The honest bottom line for 2026
If I strip away the jargon and the politics, here’s how I’d frame it to a friend over coffee:
- Yes, Medicare premiums may change in 2026, and there are real forces pushing in both directions.
- Drug pricing reforms could ease some pressure, but trust fund and budget realities, IRMAA creep, and plan-level adjustments may push costs up.

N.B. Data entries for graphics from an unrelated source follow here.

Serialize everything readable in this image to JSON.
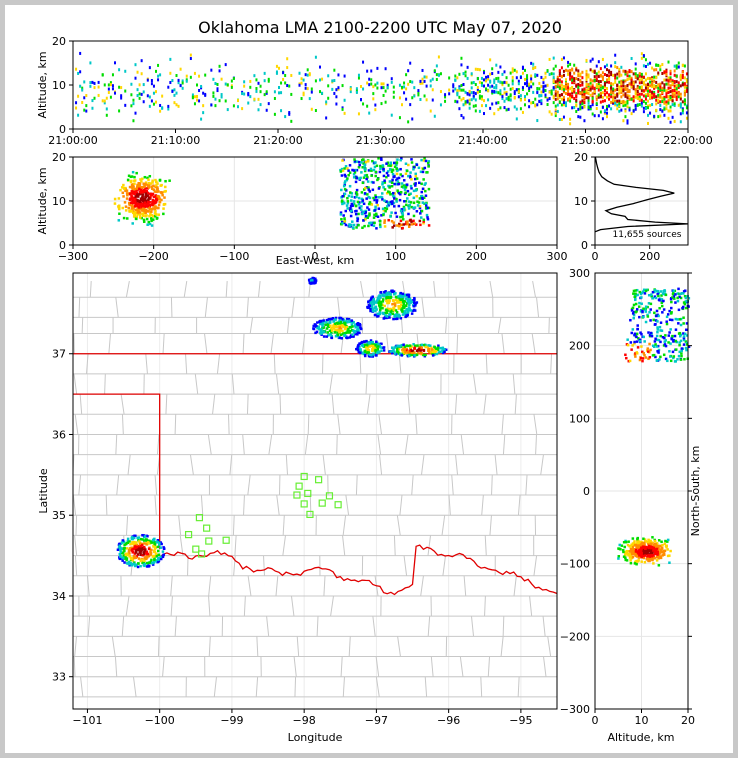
{
  "chart_data": {
    "type": "lightning-mapping-array",
    "title": "Oklahoma LMA 2100-2200 UTC May 07, 2020",
    "colors": {
      "county": "#c8c8c8",
      "state": "#e00000",
      "station": "#66ee33",
      "alt_profile": "#000000"
    },
    "colormap": [
      "#0000ff",
      "#00c8c8",
      "#00dd00",
      "#ffd700",
      "#ff8c00",
      "#ff0000",
      "#a00000"
    ],
    "panels": {
      "time_height": {
        "ylabel": "Altitude, km",
        "ylim": [
          0,
          20
        ],
        "xticks": [
          "21:00:00",
          "21:10:00",
          "21:20:00",
          "21:30:00",
          "21:40:00",
          "21:50:00",
          "22:00:00"
        ],
        "yticks": [
          "0",
          "10",
          "20"
        ]
      },
      "ew_height": {
        "ylabel": "Altitude, km",
        "xlabel": "East-West, km",
        "xlim": [
          -300,
          300
        ],
        "ylim": [
          0,
          20
        ],
        "xticks": [
          "−300",
          "−200",
          "−100",
          "0",
          "100",
          "200",
          "300"
        ],
        "yticks": [
          "0",
          "10",
          "20"
        ]
      },
      "alt_hist": {
        "xticks": [
          "0",
          "200"
        ],
        "yticks": [
          "0",
          "10",
          "20"
        ],
        "sources_label": "11,655 sources",
        "profile": [
          [
            0,
            3
          ],
          [
            20,
            3.5
          ],
          [
            120,
            4.2
          ],
          [
            340,
            4.8
          ],
          [
            220,
            5.2
          ],
          [
            120,
            5.8
          ],
          [
            110,
            6.5
          ],
          [
            60,
            7.1
          ],
          [
            40,
            7.8
          ],
          [
            80,
            8.6
          ],
          [
            140,
            9.4
          ],
          [
            190,
            10.3
          ],
          [
            240,
            11.1
          ],
          [
            290,
            11.8
          ],
          [
            250,
            12.4
          ],
          [
            150,
            13.1
          ],
          [
            70,
            13.8
          ],
          [
            45,
            14.6
          ],
          [
            25,
            15.5
          ],
          [
            15,
            16.5
          ],
          [
            10,
            17.5
          ],
          [
            6,
            18.5
          ],
          [
            3,
            19.5
          ],
          [
            1,
            20
          ]
        ]
      },
      "plan": {
        "xlabel": "Longitude",
        "ylabel": "Latitude",
        "xlim": [
          -101.2,
          -94.5
        ],
        "ylim": [
          32.6,
          38.0
        ],
        "xticks": [
          "−101",
          "−100",
          "−99",
          "−98",
          "−97",
          "−96",
          "−95"
        ],
        "yticks": [
          "33",
          "34",
          "35",
          "36",
          "37"
        ],
        "stations": [
          [
            -98.0,
            35.48
          ],
          [
            -97.8,
            35.44
          ],
          [
            -98.07,
            35.36
          ],
          [
            -98.1,
            35.25
          ],
          [
            -97.95,
            35.27
          ],
          [
            -97.65,
            35.24
          ],
          [
            -98.0,
            35.14
          ],
          [
            -97.75,
            35.15
          ],
          [
            -97.53,
            35.13
          ],
          [
            -97.92,
            35.01
          ],
          [
            -99.45,
            34.97
          ],
          [
            -99.35,
            34.84
          ],
          [
            -99.6,
            34.76
          ],
          [
            -99.32,
            34.68
          ],
          [
            -99.08,
            34.69
          ],
          [
            -99.5,
            34.58
          ],
          [
            -99.42,
            34.52
          ]
        ],
        "storms": [
          {
            "lon": -100.28,
            "lat": 34.57,
            "rlon": 0.33,
            "rlat": 0.2,
            "intensity": "high"
          },
          {
            "lon": -96.8,
            "lat": 37.62,
            "rlon": 0.35,
            "rlat": 0.18,
            "intensity": "medium"
          },
          {
            "lon": -97.55,
            "lat": 37.33,
            "rlon": 0.35,
            "rlat": 0.13,
            "intensity": "medium"
          },
          {
            "lon": -96.45,
            "lat": 37.06,
            "rlon": 0.4,
            "rlat": 0.08,
            "intensity": "high"
          },
          {
            "lon": -97.1,
            "lat": 37.08,
            "rlon": 0.2,
            "rlat": 0.1,
            "intensity": "medium"
          },
          {
            "lon": -97.9,
            "lat": 37.92,
            "rlon": 0.05,
            "rlat": 0.04,
            "intensity": "low"
          }
        ]
      },
      "ns_height": {
        "xlabel": "Altitude, km",
        "ylabel": "North-South, km",
        "xlim": [
          0,
          20
        ],
        "ylim": [
          -300,
          300
        ],
        "xticks": [
          "0",
          "10",
          "20"
        ],
        "yticks": [
          "−300",
          "−200",
          "−100",
          "0",
          "100",
          "200",
          "300"
        ]
      }
    }
  }
}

- The people most at risk of a painful surprise in 2026 are:
- New retirees who don’t understand IRMAA
- Folks who had a high-income year in 2024 or 2025
- Medicare Advantage enrollees who assume their plan will always stay $0 premium with the same benefits
In my experience, the people who do best with Medicare aren’t the ones who obsess over every rumor; they’re the ones who:
- Build a bit of margin into their retirement budget
- Check their plan options every year
- Keep one eye on credible policy updates instead of the loudest headline
2026 isn’t guaranteed to be a crisis year for Medicare premiums. But it is a year where several slow-moving policy gears line up. Paying attention now gives you more options later—and fewer “why is my bill so high?” moments when the letter from Social Security lands in your mailbox.
Sources
- 2024 Annual Report of the Boards of Trustees of the Federal Hospital Insurance and Federal Supplementary Medical Insurance Trust Funds (CMS) - Official projections on Medicare finances and trust fund status.
- Medicare & You Handbook (Centers for Medicare & Medicaid Services) - Official overview of Medicare parts, costs, and coverage rules.
- Inflation Reduction Act: Lowering Prescription Drug Costs for Medicare Beneficiaries (KFF) - Analysis of how the IRA affects Medicare drug pricing and premiums.
- Medicare Premiums: Rules for Higher-Income Beneficiaries (Social Security Administration) - Official explanation of IRMAA and income-related premium adjustments.
- Social Security Cost-of-Living Adjustments (SSA Fact Sheet) - Details on COLA calculations and their impact on benefits.